= Provincial Archives of Saskatchewan =

The Provincial Archives of Saskatchewan (formerly the Saskatchewan Archives Board) is an arm's-length government agency with offices in Regina, Saskatchewan, Canada. The archives holds public and private records which include audio tapes, video, photographs, maps, publications and other material.

==History==
A.S. Morton, a history professor at the University of Saskatchewan in Saskatoon was a leading figure in heritage preservation in Saskatchewan. He became head of the department of history at the university as well as university librarian in 1914, just prior to the outbreak of World War I. During the war, he travelled throughout Saskatchewan, teaching university extension classes to rural communities. It was during these travels that he became aware of the urgent need to acquire and preserve Saskatchewan's documentary heritage.

Efforts were made by a number of professors at the University of Saskatchewan to develop an archival program. Government inaction and limited support stymied most of the efforts. During World War I, a provision was made for an archives branch of the Legislative Library, but the position of archivist was allowed to lapse after the death of Assistant Librarian and archivist William Trant in 1924. Meanwhile, the Legislature was overflowing with inactive government records. The solution to the overflow was to feed the records to the fires of the powerhouse nearby. The first statute to deal with the retention or disposal of archival records, the Preservation of Public Documents Act of 1920, did little to transfer documents of historic significance to the archives.

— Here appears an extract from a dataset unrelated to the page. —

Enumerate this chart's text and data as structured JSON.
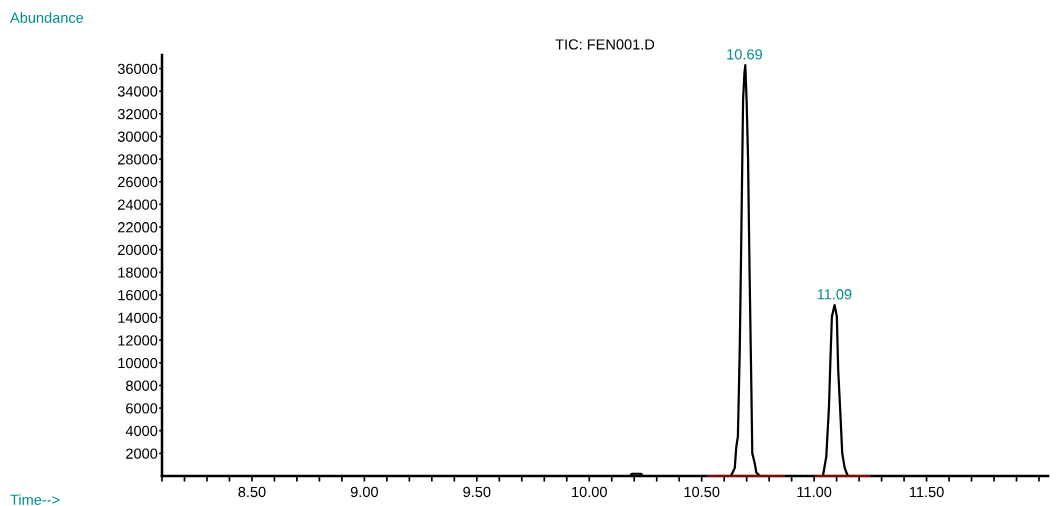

The Historical Public Records Office (HPRO) set up at the University of Saskatchewan in 1937 was the precursor to the present day Provincial Archives of Saskatchewan. Morton modelled the HPRO on the English Public Record Office. He felt it was important to make a distinction between government archives and archives containing general historic material. He was solely concerned with the preservation of government records in the early years. He spent the next seven years pursuing inactive federal government records and records of farm organizations with the aim of developing a leading research facility for prairie history. He pushed for an archives Act to create a public records policy for the province.

In March 1945, the Archives Act was passed and the Saskatchewan Archives Board was formed. Morton was not alive to see the passing of the act – he had died in January 1945. The Archives Act formalized the relationship between the University of Saskatchewan and the provincial government. A board of five was created, two members appointed by the Lieutenant Governor, two by the Board of Governors of the university. The fifth member was to be the Legislative librarian, while the Provincial Archivist sat as Secretary of the Board.

In 2004, a revised Archives Act was passed, updating the legislative framework and ensuring Saskatchewan's legislation is in line with that of other Canadian provinces.

On 24 August 2015, The Archives and Public Records Management Act was passed. As part of this act, the name of the institution was changed to the Provincial Archives of Saskatchewan .

==About the Archives==
The Provincial Archives of Saskatchewan holds government records, private records, business records, maps, audio tapes, photographs, moving images, architectural drawings, newspapers, and microfilm. Some archival records date back to the mid 19th century. The archival holdings document the lives of all residents of Saskatchewan – from the political, social and economic elite to the ordinary citizen.

The archives offers reference services to individuals wishing to use the archives in person or from a distance. While genealogists comprise nearly half of the users of the archives, students, professors, historians, lawyers, journalists, artists and government organizations also utilize the facilities.